Snow Falling in Spring: Coming of Age in China During the Cultural Revolution Moying Li. FSG/Kroupa, $16 (192p) ISBN 978-0-374-39922-1

Recalling 2007's Revolution Is Not a Dinner Party, a fictionalized autobiography by Ying Chang Compestine, this memoir also offers a highly personal look at China's Cultural Revolution. The author is four years old when Mao initiates the Great Leap Forward in 1958, and she describes the transformation of the family's shared, once lovely courtyard as the neighbors follow orders to erect a brick furnace and feed it all their metals in an attempt to produce iron and steel. Everyone, including the child narrator, willingly cooperates, but the instructions are flawed and everything is ruined. The episode prefigures what follows: diligence is repaid with destruction, obedience with chaos, loyalty with treachery. Li effectively builds the climate of fear that accompanies the rise of the Red Guard, while accounts of her headmaster's suicide and the pulping of her father's book collection give a harrowing, closeup view of the persecution. Sketches about her grandparents root the narrative within a broader context of Chinese traditions as well as her own family's values, establishing a basis for Li's later portrayal of the individuals around her who respond to oppression with hope and faith in knowledge and education. B&w family photos reinforce the intimate perspective. Ages 12-up. (Mar.)

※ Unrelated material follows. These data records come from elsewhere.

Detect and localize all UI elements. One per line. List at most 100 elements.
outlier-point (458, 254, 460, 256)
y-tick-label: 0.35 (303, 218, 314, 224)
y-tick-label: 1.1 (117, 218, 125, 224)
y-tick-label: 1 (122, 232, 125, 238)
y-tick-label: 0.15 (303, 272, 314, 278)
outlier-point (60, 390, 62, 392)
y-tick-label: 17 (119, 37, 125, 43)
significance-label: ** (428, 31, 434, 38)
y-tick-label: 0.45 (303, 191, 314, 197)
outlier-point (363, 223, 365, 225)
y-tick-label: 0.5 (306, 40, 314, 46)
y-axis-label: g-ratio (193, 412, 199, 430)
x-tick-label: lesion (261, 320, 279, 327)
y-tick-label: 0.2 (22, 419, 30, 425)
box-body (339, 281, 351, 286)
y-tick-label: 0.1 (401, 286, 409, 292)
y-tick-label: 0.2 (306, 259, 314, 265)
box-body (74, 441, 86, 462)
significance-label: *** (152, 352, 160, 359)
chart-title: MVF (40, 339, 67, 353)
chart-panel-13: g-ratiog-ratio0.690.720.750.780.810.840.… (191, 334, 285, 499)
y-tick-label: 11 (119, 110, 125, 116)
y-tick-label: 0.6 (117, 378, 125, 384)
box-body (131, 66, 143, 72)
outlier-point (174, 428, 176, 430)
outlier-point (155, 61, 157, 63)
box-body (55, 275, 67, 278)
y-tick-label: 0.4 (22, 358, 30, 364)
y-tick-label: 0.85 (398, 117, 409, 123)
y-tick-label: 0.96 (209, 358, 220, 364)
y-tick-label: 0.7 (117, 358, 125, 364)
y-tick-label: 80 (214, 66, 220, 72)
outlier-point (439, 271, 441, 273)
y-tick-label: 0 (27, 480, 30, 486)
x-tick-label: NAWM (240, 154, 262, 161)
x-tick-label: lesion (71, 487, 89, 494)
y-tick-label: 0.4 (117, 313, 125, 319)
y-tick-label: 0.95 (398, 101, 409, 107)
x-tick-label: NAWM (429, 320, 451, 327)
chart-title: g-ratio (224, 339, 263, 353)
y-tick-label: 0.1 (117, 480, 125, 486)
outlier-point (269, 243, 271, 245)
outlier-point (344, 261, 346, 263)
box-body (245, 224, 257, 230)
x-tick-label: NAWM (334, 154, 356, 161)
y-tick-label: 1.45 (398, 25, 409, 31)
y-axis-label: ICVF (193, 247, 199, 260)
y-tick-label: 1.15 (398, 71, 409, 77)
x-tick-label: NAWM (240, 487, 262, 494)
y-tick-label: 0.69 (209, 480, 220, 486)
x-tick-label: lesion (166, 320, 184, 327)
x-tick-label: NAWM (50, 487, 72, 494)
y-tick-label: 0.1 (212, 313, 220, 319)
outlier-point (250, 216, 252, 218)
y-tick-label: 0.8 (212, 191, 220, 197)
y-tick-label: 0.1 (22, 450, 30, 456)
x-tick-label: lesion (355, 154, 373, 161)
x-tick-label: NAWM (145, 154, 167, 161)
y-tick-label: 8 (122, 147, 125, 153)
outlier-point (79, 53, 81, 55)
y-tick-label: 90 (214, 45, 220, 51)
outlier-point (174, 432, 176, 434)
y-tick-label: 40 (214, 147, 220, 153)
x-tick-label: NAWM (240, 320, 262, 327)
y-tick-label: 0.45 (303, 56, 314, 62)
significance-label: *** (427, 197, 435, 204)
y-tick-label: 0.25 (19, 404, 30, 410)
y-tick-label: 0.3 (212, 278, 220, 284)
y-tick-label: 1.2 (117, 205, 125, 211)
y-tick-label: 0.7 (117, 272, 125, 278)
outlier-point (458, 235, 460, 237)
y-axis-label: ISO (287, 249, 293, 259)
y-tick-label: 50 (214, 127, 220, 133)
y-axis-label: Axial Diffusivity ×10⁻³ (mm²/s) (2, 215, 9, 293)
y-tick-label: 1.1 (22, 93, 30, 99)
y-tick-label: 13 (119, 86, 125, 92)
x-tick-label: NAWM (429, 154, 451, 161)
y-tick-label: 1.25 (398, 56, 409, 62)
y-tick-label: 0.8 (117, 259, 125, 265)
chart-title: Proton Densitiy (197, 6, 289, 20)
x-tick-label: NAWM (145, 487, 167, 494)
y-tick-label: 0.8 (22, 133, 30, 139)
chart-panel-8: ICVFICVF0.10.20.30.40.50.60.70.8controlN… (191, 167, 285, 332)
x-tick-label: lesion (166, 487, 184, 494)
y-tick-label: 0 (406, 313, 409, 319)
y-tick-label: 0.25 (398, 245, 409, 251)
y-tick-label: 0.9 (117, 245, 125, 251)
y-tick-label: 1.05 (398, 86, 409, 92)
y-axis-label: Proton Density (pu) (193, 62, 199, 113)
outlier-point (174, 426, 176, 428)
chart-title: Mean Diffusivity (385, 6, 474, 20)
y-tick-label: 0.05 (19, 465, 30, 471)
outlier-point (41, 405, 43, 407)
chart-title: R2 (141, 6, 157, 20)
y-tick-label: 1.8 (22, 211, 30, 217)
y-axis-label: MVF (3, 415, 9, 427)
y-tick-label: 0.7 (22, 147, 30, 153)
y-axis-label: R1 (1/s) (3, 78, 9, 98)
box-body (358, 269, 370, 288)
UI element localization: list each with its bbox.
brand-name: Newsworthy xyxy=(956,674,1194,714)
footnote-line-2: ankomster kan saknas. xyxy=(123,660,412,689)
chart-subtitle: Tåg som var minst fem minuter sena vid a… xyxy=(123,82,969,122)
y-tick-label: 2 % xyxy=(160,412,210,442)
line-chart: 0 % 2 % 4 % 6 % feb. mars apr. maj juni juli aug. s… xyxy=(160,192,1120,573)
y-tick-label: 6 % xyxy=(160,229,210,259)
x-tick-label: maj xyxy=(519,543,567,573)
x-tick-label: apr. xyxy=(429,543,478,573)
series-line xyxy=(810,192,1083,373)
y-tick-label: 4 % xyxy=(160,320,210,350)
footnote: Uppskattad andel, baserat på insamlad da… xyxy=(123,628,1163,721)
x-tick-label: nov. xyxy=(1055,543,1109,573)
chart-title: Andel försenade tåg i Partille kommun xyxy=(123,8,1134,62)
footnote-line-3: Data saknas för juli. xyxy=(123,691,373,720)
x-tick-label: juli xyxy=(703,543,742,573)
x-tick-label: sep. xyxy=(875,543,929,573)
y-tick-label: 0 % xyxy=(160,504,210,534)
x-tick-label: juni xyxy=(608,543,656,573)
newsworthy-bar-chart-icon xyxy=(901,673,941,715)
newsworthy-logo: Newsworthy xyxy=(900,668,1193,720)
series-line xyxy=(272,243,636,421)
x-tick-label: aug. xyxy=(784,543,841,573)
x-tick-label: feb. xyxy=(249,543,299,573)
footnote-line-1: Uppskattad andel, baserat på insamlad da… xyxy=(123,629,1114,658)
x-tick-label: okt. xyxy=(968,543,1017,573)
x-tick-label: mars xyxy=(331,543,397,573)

Tweak (Growing Up on Methamphetamines) Nic Sheff. Atheneum/Seo, $16.99 (336p) ISBN 978-1-4169-1362-7

A memoir written in the present tense, Sheff's first book graphically if self-indulgently recounts his addictions to various drugs, including meth and heroin, and his attempts at recovery as he reaches his early 20s. His narrative begins as he relapses, not for the first time, after 18 months of sobriety, taking readers down an exhausting spiral that includes a naïve attempt at dealing drugs; burglarizing his father's house; hooking up with a vulnerable ex-girlfriend and calling 911 after she overdoses; sleeping and shooting up in his car; and going back into detox. The cycle then repeats, in all its minute details. Flashbacks recall a privileged San Francisco childhood riven by divorce, youthful promise and subsequent degradation (prostitution, stealing from his young half-siblings). Nic's absorption in himself, often expressed as self-contempt, makes much of his account read like a therapeutic exercise, especially given its repetitious nature. While it's tempting to ask if Nic's journalist father's version of the same events, in Beautiful Boy (Nonfiction Reviews, Apr. 30, 2007), supplies the insights missing here, this book's unmediated, down-and-headed-for-disaster sensibility may, for some teen readers, produce the same transfixing quality as a highway accident. Ages 15-up. (Feb.)